Galleria di Coltrondo «Il miracolo dell’unità»

In due anni portati a casa 55 milioni. Delrio: ora sotto con la ferrovia

SANTO STEFANO DI CADORE. Solo due anni fa la frana di Coltrondo, in Comune di Santo Stefano di Cadore. Ed ecco i 55 milioni per la costruzione della sospirata galleria. Un miracolo, dicono oggi in molti a Belluno e dintorni, pensando, per contro, cosa è accaduto con Col Cavalier. E, nel caso comelicense, i meriti sono di tutti: del sindaco Alessandra Buzzo e della sua gente, che si sono inventati perfino un movimento popolare; del governatore Luca Zaia, che ha inserito il tunnel al vertice delle priorità infrastrutturali del Veneto; del ministro Graziano Delrio, che non ha tergiversato; dell'Anas stessa, che non è ricorsa alle solite furbizie sulla tempistica.

A poche ore dalla delibera del Cipe per quei 55 milioni, ieri mattina Roger De Menech s'è sentito chiamare al telefono da Del Rio.
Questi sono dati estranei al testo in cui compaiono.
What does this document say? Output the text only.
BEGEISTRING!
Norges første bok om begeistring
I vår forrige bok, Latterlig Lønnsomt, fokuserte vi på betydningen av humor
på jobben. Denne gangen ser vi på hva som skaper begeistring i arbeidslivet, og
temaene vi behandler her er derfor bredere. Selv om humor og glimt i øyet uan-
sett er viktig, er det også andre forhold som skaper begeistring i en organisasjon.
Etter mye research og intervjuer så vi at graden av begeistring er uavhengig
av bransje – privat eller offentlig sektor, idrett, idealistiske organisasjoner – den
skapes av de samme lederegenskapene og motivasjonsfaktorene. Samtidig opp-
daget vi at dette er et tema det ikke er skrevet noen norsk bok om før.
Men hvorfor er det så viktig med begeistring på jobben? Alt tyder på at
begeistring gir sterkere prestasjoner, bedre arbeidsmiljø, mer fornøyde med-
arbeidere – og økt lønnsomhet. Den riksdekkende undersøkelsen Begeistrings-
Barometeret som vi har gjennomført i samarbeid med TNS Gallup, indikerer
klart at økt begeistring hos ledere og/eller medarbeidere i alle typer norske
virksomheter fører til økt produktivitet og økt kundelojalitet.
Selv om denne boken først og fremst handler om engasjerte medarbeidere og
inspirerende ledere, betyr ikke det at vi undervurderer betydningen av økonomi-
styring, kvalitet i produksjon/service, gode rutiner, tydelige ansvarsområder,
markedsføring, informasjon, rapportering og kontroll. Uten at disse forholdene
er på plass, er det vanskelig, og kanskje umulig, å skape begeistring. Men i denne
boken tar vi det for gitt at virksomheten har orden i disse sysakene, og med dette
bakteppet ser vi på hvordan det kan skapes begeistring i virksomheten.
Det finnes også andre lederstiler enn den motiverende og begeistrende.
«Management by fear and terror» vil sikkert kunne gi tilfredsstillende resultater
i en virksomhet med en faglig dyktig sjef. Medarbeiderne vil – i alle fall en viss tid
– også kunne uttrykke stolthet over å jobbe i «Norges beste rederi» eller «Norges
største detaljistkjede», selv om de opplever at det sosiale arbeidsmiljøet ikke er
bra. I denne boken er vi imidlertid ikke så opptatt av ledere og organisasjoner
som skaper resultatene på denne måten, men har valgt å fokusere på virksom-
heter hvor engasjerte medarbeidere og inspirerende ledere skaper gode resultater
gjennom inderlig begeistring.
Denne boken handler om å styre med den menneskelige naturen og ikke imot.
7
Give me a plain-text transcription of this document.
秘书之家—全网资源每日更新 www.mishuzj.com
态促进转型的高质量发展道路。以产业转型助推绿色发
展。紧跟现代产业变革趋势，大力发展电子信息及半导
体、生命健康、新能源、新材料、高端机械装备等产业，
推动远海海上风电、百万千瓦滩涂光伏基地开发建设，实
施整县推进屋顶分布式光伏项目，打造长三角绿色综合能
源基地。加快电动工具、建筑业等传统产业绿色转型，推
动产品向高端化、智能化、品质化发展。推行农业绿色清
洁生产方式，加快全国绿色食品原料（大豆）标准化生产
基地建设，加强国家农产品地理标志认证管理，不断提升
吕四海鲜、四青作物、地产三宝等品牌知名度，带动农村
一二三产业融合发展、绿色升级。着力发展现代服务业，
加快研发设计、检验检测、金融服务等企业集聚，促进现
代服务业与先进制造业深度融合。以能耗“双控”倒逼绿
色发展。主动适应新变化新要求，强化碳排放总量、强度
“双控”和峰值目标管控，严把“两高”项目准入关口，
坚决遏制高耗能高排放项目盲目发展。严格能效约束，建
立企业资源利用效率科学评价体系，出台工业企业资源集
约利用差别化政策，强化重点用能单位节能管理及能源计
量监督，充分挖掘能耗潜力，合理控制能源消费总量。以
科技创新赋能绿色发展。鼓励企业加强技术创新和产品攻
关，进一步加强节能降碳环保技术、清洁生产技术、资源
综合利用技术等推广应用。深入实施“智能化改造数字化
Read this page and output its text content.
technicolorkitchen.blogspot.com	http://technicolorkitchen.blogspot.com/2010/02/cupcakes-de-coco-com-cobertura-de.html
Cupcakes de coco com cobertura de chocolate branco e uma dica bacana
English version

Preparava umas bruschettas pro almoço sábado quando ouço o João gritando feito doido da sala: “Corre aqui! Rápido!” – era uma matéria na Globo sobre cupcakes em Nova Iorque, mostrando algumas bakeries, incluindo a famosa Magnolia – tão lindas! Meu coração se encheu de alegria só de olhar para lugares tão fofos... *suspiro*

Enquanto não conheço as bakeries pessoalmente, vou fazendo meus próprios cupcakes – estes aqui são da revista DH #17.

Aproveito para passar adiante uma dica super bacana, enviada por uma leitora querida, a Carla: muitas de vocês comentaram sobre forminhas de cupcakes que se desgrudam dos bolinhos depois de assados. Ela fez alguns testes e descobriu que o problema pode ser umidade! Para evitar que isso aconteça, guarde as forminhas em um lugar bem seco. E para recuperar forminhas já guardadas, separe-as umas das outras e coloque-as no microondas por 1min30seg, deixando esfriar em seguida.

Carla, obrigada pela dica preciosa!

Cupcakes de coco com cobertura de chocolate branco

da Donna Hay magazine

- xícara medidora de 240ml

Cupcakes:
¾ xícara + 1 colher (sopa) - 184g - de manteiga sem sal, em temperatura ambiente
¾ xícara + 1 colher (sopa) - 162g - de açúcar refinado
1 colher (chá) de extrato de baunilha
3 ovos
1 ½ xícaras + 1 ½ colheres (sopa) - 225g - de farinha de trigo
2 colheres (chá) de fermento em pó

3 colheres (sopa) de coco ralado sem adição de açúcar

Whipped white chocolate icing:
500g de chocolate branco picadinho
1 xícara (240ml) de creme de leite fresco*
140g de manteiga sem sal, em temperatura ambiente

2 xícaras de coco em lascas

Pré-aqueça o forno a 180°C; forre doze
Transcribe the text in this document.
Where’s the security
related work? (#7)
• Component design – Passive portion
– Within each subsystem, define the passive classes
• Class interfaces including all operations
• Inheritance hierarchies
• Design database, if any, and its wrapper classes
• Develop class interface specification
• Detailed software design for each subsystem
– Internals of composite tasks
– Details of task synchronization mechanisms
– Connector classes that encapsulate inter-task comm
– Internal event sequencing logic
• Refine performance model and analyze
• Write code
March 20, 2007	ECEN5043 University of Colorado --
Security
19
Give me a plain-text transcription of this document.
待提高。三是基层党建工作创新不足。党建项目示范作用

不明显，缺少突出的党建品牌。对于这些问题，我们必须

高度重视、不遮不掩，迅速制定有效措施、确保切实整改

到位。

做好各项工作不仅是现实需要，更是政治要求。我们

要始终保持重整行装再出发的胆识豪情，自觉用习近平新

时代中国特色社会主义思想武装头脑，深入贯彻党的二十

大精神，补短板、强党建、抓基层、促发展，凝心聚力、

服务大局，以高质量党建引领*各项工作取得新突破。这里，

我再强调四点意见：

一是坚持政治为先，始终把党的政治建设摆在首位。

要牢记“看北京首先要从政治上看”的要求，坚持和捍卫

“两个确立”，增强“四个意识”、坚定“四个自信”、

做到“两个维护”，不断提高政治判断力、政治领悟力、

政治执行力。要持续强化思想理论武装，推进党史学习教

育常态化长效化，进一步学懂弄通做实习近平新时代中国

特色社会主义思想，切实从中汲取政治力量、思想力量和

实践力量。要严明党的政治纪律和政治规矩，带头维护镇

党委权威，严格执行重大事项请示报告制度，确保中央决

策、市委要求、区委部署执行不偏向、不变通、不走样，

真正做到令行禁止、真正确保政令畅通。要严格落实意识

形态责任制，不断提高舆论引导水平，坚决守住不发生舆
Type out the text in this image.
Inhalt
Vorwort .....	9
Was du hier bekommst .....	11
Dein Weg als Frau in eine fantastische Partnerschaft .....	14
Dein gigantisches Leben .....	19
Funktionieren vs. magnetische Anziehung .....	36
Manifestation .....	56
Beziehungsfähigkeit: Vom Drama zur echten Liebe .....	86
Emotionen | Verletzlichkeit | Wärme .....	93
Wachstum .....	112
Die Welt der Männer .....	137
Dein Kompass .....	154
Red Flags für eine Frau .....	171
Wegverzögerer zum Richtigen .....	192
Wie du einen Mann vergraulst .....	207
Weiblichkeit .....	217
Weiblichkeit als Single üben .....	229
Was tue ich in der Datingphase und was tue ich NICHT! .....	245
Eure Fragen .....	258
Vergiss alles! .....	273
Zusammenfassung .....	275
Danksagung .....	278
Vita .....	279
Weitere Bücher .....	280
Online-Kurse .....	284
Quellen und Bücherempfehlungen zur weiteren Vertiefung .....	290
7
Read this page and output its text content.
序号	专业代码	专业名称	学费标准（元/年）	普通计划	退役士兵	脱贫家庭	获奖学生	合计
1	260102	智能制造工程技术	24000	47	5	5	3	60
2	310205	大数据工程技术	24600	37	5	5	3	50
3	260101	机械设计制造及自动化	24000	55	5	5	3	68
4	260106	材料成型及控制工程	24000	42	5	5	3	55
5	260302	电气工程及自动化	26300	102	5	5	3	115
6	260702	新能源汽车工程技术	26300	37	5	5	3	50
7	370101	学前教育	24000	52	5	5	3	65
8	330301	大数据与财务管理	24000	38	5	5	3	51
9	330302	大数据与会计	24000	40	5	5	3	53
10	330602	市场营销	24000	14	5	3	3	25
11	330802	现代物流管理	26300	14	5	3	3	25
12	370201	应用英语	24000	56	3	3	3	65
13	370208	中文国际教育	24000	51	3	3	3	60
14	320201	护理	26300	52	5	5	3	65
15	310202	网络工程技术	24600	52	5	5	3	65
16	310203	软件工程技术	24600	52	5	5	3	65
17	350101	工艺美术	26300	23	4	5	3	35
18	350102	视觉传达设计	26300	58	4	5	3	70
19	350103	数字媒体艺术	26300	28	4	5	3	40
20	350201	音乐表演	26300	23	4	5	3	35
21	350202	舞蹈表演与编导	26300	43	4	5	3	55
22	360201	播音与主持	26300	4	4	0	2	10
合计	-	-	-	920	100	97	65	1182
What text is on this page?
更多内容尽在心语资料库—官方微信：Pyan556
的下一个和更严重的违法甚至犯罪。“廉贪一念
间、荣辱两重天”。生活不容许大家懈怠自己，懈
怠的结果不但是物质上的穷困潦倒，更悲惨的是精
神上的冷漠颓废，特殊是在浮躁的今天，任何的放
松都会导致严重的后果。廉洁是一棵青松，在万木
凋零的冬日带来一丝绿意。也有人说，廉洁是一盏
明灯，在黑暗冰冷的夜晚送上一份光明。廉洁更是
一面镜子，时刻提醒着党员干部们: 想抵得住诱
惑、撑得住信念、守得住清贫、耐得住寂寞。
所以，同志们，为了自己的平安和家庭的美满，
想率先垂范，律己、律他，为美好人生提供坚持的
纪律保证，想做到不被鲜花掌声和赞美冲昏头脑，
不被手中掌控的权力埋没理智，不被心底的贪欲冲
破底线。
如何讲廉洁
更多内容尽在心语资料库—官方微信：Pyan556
Che da una parte è stato confermativo e dall'altro rassicurante sulle opere attese. «Abbiamo finanziato la viabilità per i Mondiali di sci, abbiamo finanziato Coltrondo, l'elettrificazione fino a Vittorio Veneto e a Montebelluna, adesso è nei nostri programmi trovare i finanziamenti per completare l'anello basso Feltre, Belluno, Ponte nelle Alpi», ha garantito il ministro delle infrastrutture, che, non lo si dimentichi, gode della massima fiducia del presidente della Regione.

La frana di Coltrondo ha creato, tra l'autunno e l'inverno 2014, un sacco di problemi ai comelicensi, costretti a transitare per la strettoia pericolosa di Bus de Val o a circumnavigare la valle salendo sul passo Sant'Antonio. Il ritorno del traffico sulla Statale 52 carnica è da allora regolato da un semaforo. Le difficoltà, dunque, sono continuate. Ma in due anni, il Comelico è riuscito non solo a farsi finanziare un traforo, la cui costruzione andrà in appalto nel 2019, per essere terminato entro il 2022, ma anche a ottenere una rinnovata messa in sicurezza della Carnica, con il prolungamento della galleria paramassi: 30 metri da una parte, 70 dall'altra.

E come riconosce il sindaco Buzzo, «il risultato non sarebbe stato possibile, prescindendo da una forte unità d'intenti». Unità che Zaia e Delrio vogliono mantenere anche per quello che si presenta come il “sogno” dei bellunesi, una rinnovata ferrovia con il collegamento fino a Cortina e poi a Dobbiaco. “La cura del ferro” la chiama lo stesso Delrio. «È uno dei punti qualificanti del governo. Stiamo investendo sui grandi assi di comunicazione, sul potenziamento dei collegamenti ferroviari nei porti e vogliamo dare le medesime opportunità alle aree poco e mal connesse. Finora sono stati a torto considerati “rami secchi”. Sta a noi valorizzarli e tramutarli in asset strategici per il territorio. Per il Bellunese e le Dolomiti c'è l'impegno mio personale, del ministero e del governo a un ampio programma di ammodernamento dell'infrastruttura ferroviaria».

Ed è quanto, nella sostanza, ha sempre ripetuto Zaia. Ma Coltrondo, da una parte, e il treno delle Dolomiti dall'altra, sono opere condivise anche dai vari De Menech, Piccoli di Fi, D'Incà del M5S, Bellot di “Fare”. Tutti con la stessa forza e determinazione. «Ci siamo riusciti grazie soprattutto alla capacità degli amministratori locali, sindaci in primo luogo», riconosce De Menech, «a stilare un elenco delle priorità e a mettere da parte le aspettative dei singoli Comuni in favore di una visione complessiva della provincia. Può apparire retorico, ma è stato un bel lavoro di squadra. Adesso è il momento di concentrarci sulla ferrovia: l'elettrificazione comporta cambiamenti importanti nella mobilità, avremo un territorio più sostenibile dal punto di vista ambientale».